Ogni anno in Italia si verificano più di 1.000 casi di danno all’ambiente. Inconvenienti che nascono da problemi ai serbatoi, vasche e condutture interrate (40,5%), aree impianto, deposito e movimentazione (22,8%) o da incendi, scoppio o esplosione (10,1%). Un danno importante per l’ambiente ma anche per le stesse aziende che soffrono di una cronica carenza rispetto alla copertura assicurativa di responsabilità ambientale: secondo Ania (Associazione Nazionale per le Imprese Assicuratrici all’anno 2021 sono solo lo 0,45%, infatti, le aziende che l’hanno attivata.
È quanto emerge dal rapporto Pool Ambiente 2024 Riscrivere le priorità per la tutela dell’ambiente e della nostra salute, presentato alla Camera dei Deputati e che sintetizza una proposta. “La prevenzione è il modo più efficace ed economico per limitare i danni all’ambiente”, spiega Lisa Casali, manager di Pool Ambiente consorzio di coriassicurazione nato nel 1979 dopo il disastro ambientale di Seveso e centro d’eccellenza nazionale per il know-how su rischi ambientali e sinistri.
Secondo questo studio i danni all’ambiente e gli impatti che generano su risorse naturali, salute ed economia si possono ridurre intervenendo sulle due principali cause: la corrosione delle vasche interrate e l’errore umano. Ogni anno, in Italia, si verificano più di 1.000 casi di danno ambientale provocati, in quasi 7 occasioni su 10 (69,1%) dalla scarsa manutenzione (52%) e dall’errore umano (17,1%). Due cause di danno su cui si può intervenire per ridurre – in modo drastico e in molti casi con investimenti nell’ordine delle poche migliaia di euro – il numero e la gravità degli incidenti. Con l’adozione della PdR UNI 107:2021, prassi volontaria unica al mondo nata grazie al contributo di Pool Ambiente, è possibile ridurre fino al 73% il numero dei casi di danno all’ambiente.

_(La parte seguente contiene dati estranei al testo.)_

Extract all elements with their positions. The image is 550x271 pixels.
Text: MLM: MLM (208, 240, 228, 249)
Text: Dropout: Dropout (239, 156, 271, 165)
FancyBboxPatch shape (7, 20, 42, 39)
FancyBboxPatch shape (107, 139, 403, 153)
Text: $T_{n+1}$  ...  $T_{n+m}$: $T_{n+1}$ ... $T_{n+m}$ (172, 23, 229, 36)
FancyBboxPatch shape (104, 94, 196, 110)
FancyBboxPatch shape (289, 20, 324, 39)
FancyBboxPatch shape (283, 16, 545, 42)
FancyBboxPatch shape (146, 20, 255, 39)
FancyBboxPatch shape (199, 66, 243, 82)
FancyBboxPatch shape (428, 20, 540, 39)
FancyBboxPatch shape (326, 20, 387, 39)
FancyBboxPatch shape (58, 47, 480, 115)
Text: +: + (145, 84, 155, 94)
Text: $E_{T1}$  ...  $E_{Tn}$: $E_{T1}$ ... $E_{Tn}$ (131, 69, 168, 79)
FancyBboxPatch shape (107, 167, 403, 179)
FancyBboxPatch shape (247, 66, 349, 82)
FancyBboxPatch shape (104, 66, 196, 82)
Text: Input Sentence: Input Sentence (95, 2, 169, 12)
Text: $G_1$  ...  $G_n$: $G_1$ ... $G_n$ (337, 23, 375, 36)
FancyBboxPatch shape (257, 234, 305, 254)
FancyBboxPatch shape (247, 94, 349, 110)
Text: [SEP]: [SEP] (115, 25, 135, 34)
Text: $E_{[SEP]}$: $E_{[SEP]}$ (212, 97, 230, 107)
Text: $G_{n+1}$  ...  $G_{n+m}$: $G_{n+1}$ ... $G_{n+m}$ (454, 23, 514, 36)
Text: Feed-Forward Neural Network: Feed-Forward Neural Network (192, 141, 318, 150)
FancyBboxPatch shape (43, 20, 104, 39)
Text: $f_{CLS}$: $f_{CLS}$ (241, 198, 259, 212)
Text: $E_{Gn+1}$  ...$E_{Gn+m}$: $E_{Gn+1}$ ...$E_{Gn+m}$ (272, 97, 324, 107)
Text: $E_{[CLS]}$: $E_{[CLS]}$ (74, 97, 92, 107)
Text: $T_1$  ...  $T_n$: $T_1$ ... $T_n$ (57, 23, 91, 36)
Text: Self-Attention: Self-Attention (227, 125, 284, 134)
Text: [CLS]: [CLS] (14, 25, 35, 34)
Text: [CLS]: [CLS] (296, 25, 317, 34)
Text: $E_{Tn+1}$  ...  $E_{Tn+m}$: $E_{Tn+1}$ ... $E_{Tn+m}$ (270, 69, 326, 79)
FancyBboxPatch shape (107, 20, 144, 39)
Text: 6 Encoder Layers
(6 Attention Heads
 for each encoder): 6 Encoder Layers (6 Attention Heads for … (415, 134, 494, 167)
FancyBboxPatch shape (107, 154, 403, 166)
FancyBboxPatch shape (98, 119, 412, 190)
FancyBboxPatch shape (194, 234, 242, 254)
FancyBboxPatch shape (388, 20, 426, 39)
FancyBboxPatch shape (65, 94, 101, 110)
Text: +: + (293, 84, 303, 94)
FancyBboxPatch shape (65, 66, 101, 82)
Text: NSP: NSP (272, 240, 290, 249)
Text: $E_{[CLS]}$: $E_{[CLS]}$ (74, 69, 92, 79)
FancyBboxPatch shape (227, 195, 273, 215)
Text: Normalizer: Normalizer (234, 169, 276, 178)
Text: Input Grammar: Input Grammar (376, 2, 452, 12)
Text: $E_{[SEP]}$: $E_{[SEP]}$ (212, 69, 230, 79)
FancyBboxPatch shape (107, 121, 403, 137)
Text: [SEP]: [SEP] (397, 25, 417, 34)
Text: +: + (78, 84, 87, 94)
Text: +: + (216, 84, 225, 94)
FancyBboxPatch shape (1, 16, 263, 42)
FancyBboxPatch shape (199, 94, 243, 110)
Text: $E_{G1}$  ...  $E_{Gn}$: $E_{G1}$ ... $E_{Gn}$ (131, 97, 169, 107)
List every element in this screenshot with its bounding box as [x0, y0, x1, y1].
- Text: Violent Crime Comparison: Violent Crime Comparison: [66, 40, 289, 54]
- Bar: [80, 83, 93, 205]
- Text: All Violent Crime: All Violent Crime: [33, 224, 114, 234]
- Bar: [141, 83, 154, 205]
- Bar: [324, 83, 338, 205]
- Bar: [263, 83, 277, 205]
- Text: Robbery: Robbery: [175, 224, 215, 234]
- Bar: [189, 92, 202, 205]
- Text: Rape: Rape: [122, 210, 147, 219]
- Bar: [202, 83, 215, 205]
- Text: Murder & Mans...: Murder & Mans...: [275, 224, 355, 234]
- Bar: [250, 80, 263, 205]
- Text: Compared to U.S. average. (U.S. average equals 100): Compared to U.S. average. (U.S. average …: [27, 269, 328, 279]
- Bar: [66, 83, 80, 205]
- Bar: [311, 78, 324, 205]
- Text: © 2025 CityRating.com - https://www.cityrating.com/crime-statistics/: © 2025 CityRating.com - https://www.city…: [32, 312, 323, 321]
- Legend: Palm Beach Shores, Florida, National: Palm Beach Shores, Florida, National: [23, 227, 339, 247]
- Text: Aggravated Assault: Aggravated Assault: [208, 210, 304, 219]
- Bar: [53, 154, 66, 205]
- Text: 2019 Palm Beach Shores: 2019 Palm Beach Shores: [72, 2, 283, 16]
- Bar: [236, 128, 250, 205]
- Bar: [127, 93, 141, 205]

Anche perché c’è un aggravante: le imprese italiane soffrono di una scarsa presa di coscienza circa l’importanza di dotarsi di una copertura assicurativa completa per i danni all’ambiente. “Una polizza di responsabilità ambientale fa molto di più che garantire il ripristino delle risorse naturali danneggiate – afferma Lisa Casali, manager di Pool Ambiente – è infatti un importantissimo strumento di supporto e d’incentivo all’impresa per una corretta gestione dei rischi di danno all’ambiente, un’efficace prevenzione dei danni e un tempestivo intervento in caso d’incidente. La corretta gestione dei rischi di danno all’ambiente vuol dire anzitutto prevenzione e la prevenzione è il modo più efficace ed economico per limitare i danni all’ambiente e l’impatto che causano sulle risorse naturali, la salute e l’economia”. Un’organizzazione priva di una polizza assicurativa per la copertura dei danni all’ambiente inoltre rischia il fallimento, a causa della necessità di dover sostenere degli interventi d’emergenza costosi oltre a quelli sociali con la perdita di posti di lavoro e una riduzione della qualità della vita nelle aree inquinate.